Sunday, March 8, 2009

laurels whole wheat sandwich loaf

I'm the guy that brings a lunch everyday to work, without fail. My parents started packing a lunch for me in junior high so I can safely say it goes back at least that far. High school, University..still packing my own lunch, so why stop. A few things have changed over the years; the biggest, besides staying away from processed deli meats, is that I don't use store bought bread. Why buy delicious whole grain breads when I can bake a few loaves on the weekends, slice, and freeze for easy sandwich making.


Before I discovered Peter Reinhart I didn't really have good success with 100% whole wheat breads. It was edible, but not as airy or open as say a Cobs loaf for example. With this new found bread information, it was like a window into the bread world opened up in my oven and SNAP! This is what was missing. After this I branched out in the bread world and started purchasing even more bread books.. My sandwich bread recipe comes from one of these purchases - The Laurel's Kitchen Bread Book.

A great recipe to start your way into whole wheat bread baking, and a delicious sandwich loaf.

Chris's Sandwich Bread
adapted from Laurel's Kitchen Bread Book.

  • 2 tsp (7 grams) active dry yeast
  • 1/2 cup warm water (110F)
  • 6 cups (900 grams) whole wheat bread flour
  • 2 1/2 tsp (14 grams) salt
  • 2 1/4 cups lukewarm water
  • 2 tbs honey
  • 2 tbs vegetable oil
Dissolve yeast in warm water.
Whisk flour and salt in later bowl, make well in center
Dissolve honey in the 2 1/4 cups of water, and stir in oil
Pour the liquids, along with yeast mixture into dry ingredients
Stir everything to combine nicely.
If using a machine, mix on low for about 10 minutes.
- If using your hands, knead dough for about 20 minutes (feel free to take breaks)
The dough should start becoming quite supple and elastic.
Let the dough rise in a clean bowl until double - 1 1/2 to 2 hours.

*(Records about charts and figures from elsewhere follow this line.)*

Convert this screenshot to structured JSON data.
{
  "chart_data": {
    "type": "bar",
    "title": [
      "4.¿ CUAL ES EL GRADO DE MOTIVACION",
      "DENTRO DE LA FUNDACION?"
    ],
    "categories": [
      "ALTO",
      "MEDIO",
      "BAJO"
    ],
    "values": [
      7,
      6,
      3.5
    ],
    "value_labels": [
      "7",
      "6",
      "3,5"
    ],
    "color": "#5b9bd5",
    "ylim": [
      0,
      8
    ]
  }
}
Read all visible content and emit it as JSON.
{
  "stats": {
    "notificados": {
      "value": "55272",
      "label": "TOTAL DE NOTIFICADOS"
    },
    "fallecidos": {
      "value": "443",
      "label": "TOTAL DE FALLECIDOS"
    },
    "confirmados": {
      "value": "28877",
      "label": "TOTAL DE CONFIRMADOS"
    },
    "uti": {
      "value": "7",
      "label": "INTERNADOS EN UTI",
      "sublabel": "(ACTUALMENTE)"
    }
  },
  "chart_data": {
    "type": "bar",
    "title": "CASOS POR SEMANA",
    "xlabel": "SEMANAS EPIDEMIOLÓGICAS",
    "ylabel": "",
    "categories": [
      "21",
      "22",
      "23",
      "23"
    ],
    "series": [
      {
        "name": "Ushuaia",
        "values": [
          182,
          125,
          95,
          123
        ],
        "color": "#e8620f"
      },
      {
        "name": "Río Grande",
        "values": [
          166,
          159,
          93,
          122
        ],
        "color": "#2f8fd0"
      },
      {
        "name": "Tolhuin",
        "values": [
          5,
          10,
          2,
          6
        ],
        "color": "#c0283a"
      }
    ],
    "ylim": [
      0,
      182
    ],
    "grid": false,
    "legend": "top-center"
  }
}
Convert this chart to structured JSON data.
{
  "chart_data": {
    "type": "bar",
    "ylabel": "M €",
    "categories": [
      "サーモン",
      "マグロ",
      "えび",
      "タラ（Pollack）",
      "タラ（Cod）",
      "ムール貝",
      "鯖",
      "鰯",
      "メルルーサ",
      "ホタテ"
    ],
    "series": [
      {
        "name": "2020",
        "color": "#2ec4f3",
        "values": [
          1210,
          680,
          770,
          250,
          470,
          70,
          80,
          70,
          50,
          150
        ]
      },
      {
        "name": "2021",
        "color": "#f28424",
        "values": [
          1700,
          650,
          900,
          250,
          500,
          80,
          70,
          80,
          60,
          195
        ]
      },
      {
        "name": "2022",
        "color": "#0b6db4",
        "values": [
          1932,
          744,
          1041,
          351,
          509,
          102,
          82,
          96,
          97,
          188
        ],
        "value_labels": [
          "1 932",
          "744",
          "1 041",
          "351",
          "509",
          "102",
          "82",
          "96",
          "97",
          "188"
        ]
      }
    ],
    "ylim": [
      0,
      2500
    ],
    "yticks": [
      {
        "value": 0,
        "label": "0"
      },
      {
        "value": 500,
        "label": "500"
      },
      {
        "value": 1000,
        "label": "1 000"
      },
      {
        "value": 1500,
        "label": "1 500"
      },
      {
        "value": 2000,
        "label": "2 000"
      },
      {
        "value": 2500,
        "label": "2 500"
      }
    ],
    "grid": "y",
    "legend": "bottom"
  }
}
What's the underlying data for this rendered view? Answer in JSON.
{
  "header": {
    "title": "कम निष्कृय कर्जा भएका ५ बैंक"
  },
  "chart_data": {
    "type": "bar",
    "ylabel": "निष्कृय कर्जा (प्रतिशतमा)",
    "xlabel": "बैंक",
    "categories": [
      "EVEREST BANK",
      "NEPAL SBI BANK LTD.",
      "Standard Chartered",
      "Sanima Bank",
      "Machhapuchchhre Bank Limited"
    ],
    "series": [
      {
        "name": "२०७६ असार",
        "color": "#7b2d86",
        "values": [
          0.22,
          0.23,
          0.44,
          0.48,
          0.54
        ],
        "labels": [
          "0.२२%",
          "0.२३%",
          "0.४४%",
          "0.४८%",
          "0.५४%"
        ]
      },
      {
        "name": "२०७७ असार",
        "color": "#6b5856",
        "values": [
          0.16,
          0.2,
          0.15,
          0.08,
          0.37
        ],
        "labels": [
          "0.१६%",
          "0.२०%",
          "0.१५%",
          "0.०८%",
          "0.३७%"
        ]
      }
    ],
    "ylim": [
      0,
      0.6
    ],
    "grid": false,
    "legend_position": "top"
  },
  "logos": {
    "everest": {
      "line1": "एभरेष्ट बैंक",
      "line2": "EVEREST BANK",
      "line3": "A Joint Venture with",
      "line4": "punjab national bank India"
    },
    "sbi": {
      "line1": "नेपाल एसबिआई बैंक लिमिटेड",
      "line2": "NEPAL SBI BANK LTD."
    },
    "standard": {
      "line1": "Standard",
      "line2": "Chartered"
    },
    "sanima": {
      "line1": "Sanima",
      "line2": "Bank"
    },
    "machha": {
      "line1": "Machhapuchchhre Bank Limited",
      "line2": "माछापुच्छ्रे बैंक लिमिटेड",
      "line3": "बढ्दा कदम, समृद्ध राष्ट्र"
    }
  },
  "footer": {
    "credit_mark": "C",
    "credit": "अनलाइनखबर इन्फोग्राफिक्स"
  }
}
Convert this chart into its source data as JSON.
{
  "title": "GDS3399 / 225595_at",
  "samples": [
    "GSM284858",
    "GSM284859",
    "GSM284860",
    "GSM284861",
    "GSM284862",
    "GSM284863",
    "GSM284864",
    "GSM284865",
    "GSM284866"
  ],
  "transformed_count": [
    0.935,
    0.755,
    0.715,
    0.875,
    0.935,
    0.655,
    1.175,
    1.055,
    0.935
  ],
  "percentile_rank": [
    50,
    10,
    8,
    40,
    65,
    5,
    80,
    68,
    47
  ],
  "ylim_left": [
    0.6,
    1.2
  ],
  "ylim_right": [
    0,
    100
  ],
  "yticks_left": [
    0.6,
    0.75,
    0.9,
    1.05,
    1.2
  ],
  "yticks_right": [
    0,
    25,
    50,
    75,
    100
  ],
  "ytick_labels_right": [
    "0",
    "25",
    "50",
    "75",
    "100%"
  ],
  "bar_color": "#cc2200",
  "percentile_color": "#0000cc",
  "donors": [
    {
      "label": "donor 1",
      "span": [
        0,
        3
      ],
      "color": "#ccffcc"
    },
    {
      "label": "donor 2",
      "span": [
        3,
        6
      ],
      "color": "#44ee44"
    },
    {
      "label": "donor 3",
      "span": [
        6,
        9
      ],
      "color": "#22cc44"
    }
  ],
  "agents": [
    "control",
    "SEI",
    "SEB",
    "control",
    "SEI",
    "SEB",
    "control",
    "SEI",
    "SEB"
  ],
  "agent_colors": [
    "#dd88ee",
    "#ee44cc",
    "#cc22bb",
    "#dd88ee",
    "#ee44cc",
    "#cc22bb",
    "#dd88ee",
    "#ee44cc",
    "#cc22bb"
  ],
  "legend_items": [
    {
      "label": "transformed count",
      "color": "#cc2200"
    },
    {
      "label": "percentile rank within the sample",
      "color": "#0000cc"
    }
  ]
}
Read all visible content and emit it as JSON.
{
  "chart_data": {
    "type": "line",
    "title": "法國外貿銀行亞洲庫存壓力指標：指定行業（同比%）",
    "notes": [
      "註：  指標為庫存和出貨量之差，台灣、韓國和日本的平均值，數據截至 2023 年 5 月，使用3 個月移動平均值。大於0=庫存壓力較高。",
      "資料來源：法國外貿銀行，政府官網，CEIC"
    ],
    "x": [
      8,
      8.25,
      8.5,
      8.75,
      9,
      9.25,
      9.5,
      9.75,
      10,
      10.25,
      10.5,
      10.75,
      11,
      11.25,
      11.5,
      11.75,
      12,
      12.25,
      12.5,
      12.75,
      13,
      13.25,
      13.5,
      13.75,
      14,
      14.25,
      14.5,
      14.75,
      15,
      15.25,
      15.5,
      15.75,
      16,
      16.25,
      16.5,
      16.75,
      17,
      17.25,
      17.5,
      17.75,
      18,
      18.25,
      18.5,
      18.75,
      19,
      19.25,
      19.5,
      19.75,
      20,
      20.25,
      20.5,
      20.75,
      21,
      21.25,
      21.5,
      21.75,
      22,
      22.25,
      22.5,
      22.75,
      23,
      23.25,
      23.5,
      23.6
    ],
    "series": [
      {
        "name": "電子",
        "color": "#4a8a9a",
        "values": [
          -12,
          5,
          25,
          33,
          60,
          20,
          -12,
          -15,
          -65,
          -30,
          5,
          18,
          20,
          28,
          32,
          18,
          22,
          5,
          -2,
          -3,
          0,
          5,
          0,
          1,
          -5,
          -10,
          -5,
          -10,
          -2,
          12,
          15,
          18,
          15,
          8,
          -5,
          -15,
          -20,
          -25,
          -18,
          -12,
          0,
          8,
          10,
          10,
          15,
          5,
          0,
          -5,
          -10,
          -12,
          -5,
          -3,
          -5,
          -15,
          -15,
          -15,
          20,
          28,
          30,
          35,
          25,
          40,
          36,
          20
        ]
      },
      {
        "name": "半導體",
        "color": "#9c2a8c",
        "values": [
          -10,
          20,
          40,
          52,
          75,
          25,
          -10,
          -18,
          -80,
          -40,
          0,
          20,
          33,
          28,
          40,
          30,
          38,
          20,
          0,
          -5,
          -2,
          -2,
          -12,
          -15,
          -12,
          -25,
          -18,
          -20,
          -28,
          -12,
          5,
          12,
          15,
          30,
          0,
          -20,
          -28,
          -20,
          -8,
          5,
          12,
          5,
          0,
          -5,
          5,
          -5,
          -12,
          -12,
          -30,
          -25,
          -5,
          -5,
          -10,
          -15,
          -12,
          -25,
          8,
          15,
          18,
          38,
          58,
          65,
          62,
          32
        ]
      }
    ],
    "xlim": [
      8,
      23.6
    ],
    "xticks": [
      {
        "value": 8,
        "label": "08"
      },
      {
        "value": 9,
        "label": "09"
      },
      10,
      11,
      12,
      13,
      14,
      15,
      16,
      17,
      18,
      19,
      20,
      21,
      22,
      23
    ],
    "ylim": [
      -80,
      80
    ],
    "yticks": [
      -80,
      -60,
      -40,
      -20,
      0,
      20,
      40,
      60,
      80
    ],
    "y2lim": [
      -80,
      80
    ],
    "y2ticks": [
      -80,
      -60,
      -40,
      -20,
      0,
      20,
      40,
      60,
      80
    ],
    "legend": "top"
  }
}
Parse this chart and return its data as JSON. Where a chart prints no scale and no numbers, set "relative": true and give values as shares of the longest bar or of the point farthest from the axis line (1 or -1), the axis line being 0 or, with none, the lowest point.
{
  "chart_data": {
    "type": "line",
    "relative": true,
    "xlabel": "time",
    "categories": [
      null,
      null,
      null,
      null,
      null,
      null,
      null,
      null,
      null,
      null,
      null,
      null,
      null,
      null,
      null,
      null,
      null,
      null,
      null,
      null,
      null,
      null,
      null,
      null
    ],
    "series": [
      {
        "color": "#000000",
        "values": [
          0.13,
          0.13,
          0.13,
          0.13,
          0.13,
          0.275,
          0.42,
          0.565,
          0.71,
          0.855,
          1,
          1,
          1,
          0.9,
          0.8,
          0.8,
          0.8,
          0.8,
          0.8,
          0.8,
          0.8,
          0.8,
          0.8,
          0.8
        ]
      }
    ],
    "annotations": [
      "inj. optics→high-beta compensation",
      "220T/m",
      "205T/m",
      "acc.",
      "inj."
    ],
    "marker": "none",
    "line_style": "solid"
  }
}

Punch down the dough to degas, and reform into a ball for second rising
After dough as double again (around 45 minutes), remove from bowl and degas again.
Cut dough into 2 equal portions and form nice round balls.
Let the dough rest, covered, for 10 to 20 minutes, so the gluten can relax
Shape the loaves, and place in greased 8"X4" loaf pans, for final rising (30 - 45 minutes).
Preheat oven to 425 degrees.
Dough should be cresting the loaf pans.
Place in hot oven for 10 minutes, before turning the heat down to 325 degrees.
Bake another 45-50 minutes. Loaves should sound hollow when tapped on the bottom or register around 202 degrees with an instant read thermometer.

7 comments:

Brooke said...

I am always so jealous of your breads! One of these days I will have to work up the courage to try again - but I'm always so disheartened by my leaden loaves.

Sarah said...

I think maybe you can just keep baking bread for me. ;) I can't help but feel this was a pointed post. And yet, off to the store I go for yeast and more flour.

Chris said...

Thanks Brooke. I feel your pain; it took me a long time to be happy with my whole wheat loaves. Just think, your bread can only get better - To Infinity and Beyond!

Sarah - you mentioned last time you were trying, just let the passion grow and you will have all your own breads with no need for my bread gifts.

Sarah said...

I own this. *gulp* Here we go again.

Sarah said...

This bread is divine. I don't even mind the kneading. Thanks for a simple, go-to, recipe. Haha. Now people are asking me for bread. :)

hanne said...

Chris, after our conversation about bread the other night, I decided it was *necessary* that I own the Laurel's Kitchen book. I can't wait to start using it! ps. I think it's interesting that you slash your sandwich bread. I've never tried that. pps. That's one bulbous top on that loaf! It looks great.

Chris said...

I'm glad you are going to pick it up! Yeah, I've started slashing my sandwich bread, don't know why really, but it makes things exciting. I'll have to track down a side profile of that loaf as the top was like a giant mushroom.